15. Social Media and External Profiles
We may operate profiles on social networks, such as Facebook or Instagram. When visiting these platforms, the respective provider processes personal data independently or jointly with us. We have only limited influence over the data processing of platform operators. Information on this can be found in the privacy notices of the respective platform.
When you communicate with us via social media, we process your messages, profile information and interaction data to handle the enquiry and communicate with you. The legal basis is Art. 6(1)(f) GDPR or, for contract-related enquiries, Art. 6(1)(b) GDPR.
16. Data Disclosure and Processors
Personal data is disclosed only where necessary for contract performance, payment processing, technical provision, compliance with legal obligations, enforcement of legal claims or on the basis of your consent. Recipients may include IT and hosting service providers, payment service providers, tax advisors, accounting, banks, technical operators of the membership card/credit system and authorities.
Where service providers process personal data on our behalf, we conclude data processing agreements pursuant to Art. 28 GDPR.
17. Data Transfers to Third Countries
Some providers may process data outside the European Union or the European Economic Area. Such transfers take place only where the statutory requirements are met, for example through an adequacy decision of the EU Commission, appropriate safeguards such as EU standard contractual clauses or your explicit consent.
18. Storage Period
We store personal data only as long as necessary for the respective purpose or as required by statutory retention obligations. Data from contract, payment and invoicing processes is stored in accordance with statutory periods under tax and commercial law. Technical log data is generally stored only for a short period, unless longer storage is required for security or legal enforcement. Data from contact enquiries is deleted once the enquiry has been handled and no retention obligations prevent this.

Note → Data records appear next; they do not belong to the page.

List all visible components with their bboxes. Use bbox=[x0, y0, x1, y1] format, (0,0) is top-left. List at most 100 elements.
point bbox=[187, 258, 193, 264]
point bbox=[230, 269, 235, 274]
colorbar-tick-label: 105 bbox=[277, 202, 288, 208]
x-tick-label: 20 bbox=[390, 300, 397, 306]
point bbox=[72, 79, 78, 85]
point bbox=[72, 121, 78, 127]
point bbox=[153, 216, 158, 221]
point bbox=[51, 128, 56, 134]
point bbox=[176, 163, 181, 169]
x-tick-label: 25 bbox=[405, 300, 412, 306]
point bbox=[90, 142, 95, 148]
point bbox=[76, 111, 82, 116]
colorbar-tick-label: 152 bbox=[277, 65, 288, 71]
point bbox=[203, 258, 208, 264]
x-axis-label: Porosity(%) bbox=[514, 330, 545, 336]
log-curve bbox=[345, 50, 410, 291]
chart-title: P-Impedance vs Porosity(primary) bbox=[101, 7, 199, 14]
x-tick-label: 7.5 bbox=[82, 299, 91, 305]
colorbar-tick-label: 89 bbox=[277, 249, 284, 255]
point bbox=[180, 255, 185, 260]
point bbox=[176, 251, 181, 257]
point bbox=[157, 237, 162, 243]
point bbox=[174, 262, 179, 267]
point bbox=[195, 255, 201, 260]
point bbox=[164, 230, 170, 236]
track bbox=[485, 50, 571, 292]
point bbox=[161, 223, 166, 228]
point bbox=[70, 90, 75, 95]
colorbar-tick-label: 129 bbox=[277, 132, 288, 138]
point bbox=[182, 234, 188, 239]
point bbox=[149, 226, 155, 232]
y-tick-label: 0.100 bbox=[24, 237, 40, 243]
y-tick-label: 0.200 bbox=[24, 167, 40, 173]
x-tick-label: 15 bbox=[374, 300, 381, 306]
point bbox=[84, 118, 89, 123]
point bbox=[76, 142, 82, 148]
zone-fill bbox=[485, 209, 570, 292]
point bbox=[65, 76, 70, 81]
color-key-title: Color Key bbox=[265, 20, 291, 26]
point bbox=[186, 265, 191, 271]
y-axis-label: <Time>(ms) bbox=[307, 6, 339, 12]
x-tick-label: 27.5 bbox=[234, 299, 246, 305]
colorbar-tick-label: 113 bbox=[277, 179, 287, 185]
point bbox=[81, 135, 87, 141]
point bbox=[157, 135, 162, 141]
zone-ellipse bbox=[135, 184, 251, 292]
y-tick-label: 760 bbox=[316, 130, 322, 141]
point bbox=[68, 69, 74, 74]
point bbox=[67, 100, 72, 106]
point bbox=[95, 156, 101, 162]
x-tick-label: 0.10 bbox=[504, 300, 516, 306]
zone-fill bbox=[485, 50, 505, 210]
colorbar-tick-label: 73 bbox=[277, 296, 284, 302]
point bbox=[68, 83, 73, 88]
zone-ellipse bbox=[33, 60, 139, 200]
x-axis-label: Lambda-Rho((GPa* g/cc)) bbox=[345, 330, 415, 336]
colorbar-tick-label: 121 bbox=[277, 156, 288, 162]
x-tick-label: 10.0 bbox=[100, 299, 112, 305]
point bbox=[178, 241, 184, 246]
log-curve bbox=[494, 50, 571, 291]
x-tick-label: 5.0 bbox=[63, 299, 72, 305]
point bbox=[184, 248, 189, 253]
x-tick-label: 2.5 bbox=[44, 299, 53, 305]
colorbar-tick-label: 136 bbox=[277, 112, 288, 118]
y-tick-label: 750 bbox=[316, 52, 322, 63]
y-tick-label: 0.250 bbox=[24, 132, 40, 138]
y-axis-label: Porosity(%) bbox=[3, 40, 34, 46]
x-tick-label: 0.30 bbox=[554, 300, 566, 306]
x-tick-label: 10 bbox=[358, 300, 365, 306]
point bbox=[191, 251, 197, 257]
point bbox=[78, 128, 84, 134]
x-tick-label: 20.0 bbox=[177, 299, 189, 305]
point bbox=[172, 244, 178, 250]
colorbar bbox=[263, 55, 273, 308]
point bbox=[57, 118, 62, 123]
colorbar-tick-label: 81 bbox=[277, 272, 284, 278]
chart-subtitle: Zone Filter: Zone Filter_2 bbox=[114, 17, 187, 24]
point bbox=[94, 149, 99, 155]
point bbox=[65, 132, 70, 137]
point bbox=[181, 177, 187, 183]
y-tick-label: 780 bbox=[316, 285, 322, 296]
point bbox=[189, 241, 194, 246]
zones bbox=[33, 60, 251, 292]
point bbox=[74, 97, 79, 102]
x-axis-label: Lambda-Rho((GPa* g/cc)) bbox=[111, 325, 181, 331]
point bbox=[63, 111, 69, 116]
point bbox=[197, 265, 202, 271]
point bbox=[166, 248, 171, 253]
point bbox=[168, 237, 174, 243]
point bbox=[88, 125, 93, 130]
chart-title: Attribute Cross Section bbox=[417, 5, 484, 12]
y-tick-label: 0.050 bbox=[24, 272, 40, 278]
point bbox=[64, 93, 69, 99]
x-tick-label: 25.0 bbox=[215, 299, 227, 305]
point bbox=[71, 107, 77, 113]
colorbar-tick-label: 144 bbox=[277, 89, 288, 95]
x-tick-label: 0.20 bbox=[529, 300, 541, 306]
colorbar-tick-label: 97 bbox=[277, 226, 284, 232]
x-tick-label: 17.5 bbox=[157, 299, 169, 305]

19. Objection to Advertising Emails
We object to the use of contact data published in the imprint and this privacy policy for the transmission of unsolicited advertising. We reserve the right to take legal action in the event of unsolicited advertising, in particular spam emails.
20. Changes to this Privacy Policy
We reserve the right to amend this privacy policy when the legal situation, technical processes or our online offering change. The version published on the website applies.